Common Violent Incidents and Related Injuries
The most common types of incidents involving assaults on ship’s crews and/or passengers include:
- Fights on working vessels, such as seiners, shrimp trawlers, and crab boats
- Stabbings, shootings, and use of other weapons
- Fights caused by intoxicated crewmembers or passengers
- Fights caused by mentally unstable crewmembers or passengers who don’t take prescribed anti-psychotic medicines
- Sexual assaults
The consequences of physical and sexual assaults can be devastating. Even in situations where no weapons are used by the attacker, victims can be severely injured, left disfigured, or killed. If a seaman or passenger is a victim of an aggressive act by someone else aboard a ship, the injuries may be physically and psychologically disabling. The pain, scars, and emotional stresses caused by the attacker may prevent the victim from returning to work, thus making it difficult to earn a living and pay the medical bills for necessary treatment.
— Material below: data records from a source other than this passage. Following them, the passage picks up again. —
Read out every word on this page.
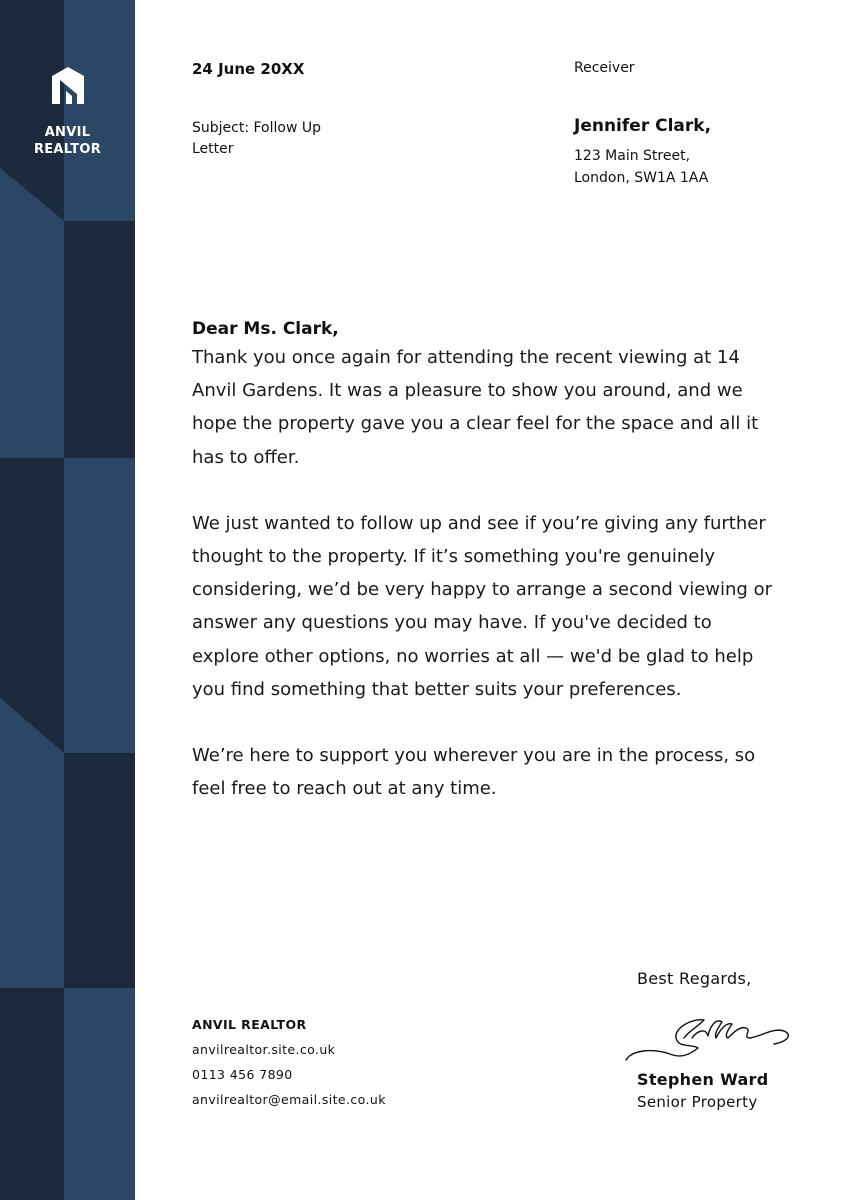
ANVIL
REALTOR
24 June 20XX
Subject: Follow Up Letter
Receiver
Jennifer Clark,
123 Main Street,
London, SW1A 1AA
Dear Ms. Clark,

Thank you once again for attending the recent viewing at 14 Anvil Gardens. It was a pleasure to show you around, and we hope the property gave you a clear feel for the space and all it has to offer.

We just wanted to follow up and see if you’re giving any further thought to the property. If it’s something you're genuinely considering, we’d be very happy to arrange a second viewing or answer any questions you may have. If you've decided to explore other options, no worries at all — we'd be glad to help you find something that better suits your preferences.

We’re here to support you wherever you are in the process, so feel free to reach out at any time.

ANVIL REALTOR
anvilrealtor.site.co.uk
0113 456 7890
anvilrealtor@email.site.co.uk
Best Regards,
Stephen Ward
Senior Property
Though physical and sexual assaults can cause a wide array of physical injuries, the more common consequences include:
- Head or brain injuries
- Back injuries
- Neck injuries
- Broken or sprained limbs
- Eye injuries
- Cuts, abrasions, or lacerations
- Penetrating wounds caused by knives or other sharp weapons
- Mental anguish
- Post traumatic stress disorder (PTSD)
- Severe anxiety and/or depression
Compensation for Assaults at Sea
In the maritime business, an employer has the responsibility of ensuring that a workplace is as safe as possible. This doesn’t mean the total elimination of hazards from the maritime environment, since such a task is impossible. It does, however, mean that an employer has to make sure that foreseeable events, such as physical assaults, are prevented. This means that employers must screen hires for mental health issues, histories of prior violent acts against others, or for signs of aggressive or threatening behavior.
If an employer knowingly hires a maritime worker with a record of violent acts against others or of making threats to co-workers and other individuals, the employer is liable for any injury caused by the attacker. In general maritime law and Jones Act cases involving assaults or rapes, the employer failed to ensure a safe workplace at sea by hiring someone who was likely to attack co-workers or other persons aboard a ship.